Ted is ahead of Rubio in Arkansas in the one February poll. They appear roughly tied in Georgia and Oklahoma. Cruz is ahead in the one Tennessee poll. Beyond Virginia, Alabama is the only other state with a clear polling edge for Rubio. You should probably give him Vermont too.

As much as many like Marco’s new material, there is zero evidence it’s helping in the polls. If Cruz wins Texas, and steals Minnesota, both very possible, he ends the day as the only candidate other than Trump to have won somewhere.

Counting Iowa, he’d have two wins outside of his home state. That isn’t real impressive, but any anti-Trump is dealing with limitations. It’s not like strong conservatives are itching to turn to Kasich. Cruz is likely to finish ahead of him in 85 to 90 percent of the states voting before March 15.

He was only trailing him by 5 points in Ohio. If voters there are following their pattern of backing off as Kasich seems less viable, Cruz could already be even with or ahead of the governor. He leads him in Michigan.

The March 5 states favor Trump, but Cruz could finish ahead of Rubio in at least 3 of them. In fairness, the same is true in reverse, but whomever does better on March 1 will do better on March 5. This carries forward to Michigan on the 8th too.

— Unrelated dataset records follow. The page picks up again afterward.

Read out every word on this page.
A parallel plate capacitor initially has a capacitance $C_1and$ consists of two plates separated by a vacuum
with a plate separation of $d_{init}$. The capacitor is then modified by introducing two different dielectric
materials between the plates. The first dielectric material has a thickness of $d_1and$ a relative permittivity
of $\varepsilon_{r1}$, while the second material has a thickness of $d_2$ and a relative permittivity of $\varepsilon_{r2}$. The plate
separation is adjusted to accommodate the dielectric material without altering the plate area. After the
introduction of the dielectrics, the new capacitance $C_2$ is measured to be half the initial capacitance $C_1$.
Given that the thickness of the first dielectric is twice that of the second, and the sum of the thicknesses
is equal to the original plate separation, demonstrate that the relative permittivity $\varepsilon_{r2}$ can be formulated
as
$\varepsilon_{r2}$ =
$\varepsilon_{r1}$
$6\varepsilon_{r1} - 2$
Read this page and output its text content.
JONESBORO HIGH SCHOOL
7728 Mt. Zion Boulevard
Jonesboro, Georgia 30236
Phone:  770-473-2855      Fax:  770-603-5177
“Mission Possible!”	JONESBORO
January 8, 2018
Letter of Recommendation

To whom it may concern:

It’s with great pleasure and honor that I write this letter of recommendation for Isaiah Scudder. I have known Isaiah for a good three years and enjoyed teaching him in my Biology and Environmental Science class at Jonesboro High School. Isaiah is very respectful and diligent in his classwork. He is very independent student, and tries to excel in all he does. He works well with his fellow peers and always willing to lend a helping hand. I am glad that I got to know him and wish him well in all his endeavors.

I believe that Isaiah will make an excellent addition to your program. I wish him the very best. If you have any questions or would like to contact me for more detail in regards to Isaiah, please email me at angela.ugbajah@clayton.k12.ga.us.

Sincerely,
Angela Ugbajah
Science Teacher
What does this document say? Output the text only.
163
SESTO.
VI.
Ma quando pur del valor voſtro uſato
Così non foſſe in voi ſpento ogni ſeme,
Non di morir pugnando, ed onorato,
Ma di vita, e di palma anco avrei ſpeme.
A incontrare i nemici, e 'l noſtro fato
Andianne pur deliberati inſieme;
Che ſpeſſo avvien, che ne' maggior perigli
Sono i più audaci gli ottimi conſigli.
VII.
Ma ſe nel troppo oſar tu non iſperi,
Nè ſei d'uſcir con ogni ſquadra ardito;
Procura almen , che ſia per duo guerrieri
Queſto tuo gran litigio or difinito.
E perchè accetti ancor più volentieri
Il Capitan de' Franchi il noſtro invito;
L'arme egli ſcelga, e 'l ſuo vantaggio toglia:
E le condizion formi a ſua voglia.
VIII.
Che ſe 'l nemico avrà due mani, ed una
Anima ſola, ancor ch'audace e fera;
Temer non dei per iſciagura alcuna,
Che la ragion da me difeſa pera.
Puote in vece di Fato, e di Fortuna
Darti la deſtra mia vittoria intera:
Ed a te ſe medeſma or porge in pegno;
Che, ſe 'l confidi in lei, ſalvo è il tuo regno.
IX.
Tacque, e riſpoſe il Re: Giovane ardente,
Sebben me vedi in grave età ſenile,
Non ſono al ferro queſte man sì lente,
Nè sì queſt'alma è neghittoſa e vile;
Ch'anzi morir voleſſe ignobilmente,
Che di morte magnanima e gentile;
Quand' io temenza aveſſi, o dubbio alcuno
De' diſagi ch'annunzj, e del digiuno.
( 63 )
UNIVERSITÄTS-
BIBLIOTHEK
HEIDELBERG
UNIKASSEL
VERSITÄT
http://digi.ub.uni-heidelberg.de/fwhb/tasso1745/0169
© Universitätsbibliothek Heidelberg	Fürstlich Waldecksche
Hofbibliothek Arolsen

If Rubio wakes up on the morning of March 9 and Cruz has finished ahead of him in 65 to 75% of the states so far, a Puerto Rico victory on the 6th isn’t enough to argue he is the better anti-Trump.

A Cruz-Trump race looks different than Rubio-Trump. Cruz would not have anywhere near the same establishment support. That’s not a bad thing. Rubio-Trump is an inside-outside battle. Trump can keep conservatives in his corner by being anti-Washington.

Nobody has more successfully used his enemies to define him than Trump. His popularity stems largely from who is against him. The enemy of my enemy is my friend, as the old saying goes.

In a Trump-Rubio contest, Bob Dole is with Rubio. In a Trump-Cruz contest, he’s with The Donald. If we figure that a third of Republicans are against Trump no matter what, and a third are with him no matter what, the division of the final third is different depending on the opponent.

You may personally prefer one or the other, think one is more likely to win a general election, make a stronger president, whatever, but the data indicates their chances of getting past Trump in a one-on-one race are very similar.

Rubio is stronger on the West Coast, Cruz may have an edge in places like Missouri, Ohio and Pennsylvania. It’s probably a wash. If you can’t make an argument that Rubio is that much stronger against Trump, and Cruz is regularly finishing ahead of him, by nature, Ted is the more appropriate anti-Trump.

It doesn’t look good for Cruz. He’s consistently failed to broaden his message and win over voters who aren’t values first, or very strong conservatives. But he isn’t dead yet. Only mostly dead.

Until Rubio finishes Super Tuesday with a clearly stronger day, Ted is as credible an anti-Trump as anyone else. Somebody will get to play that role. Why not him?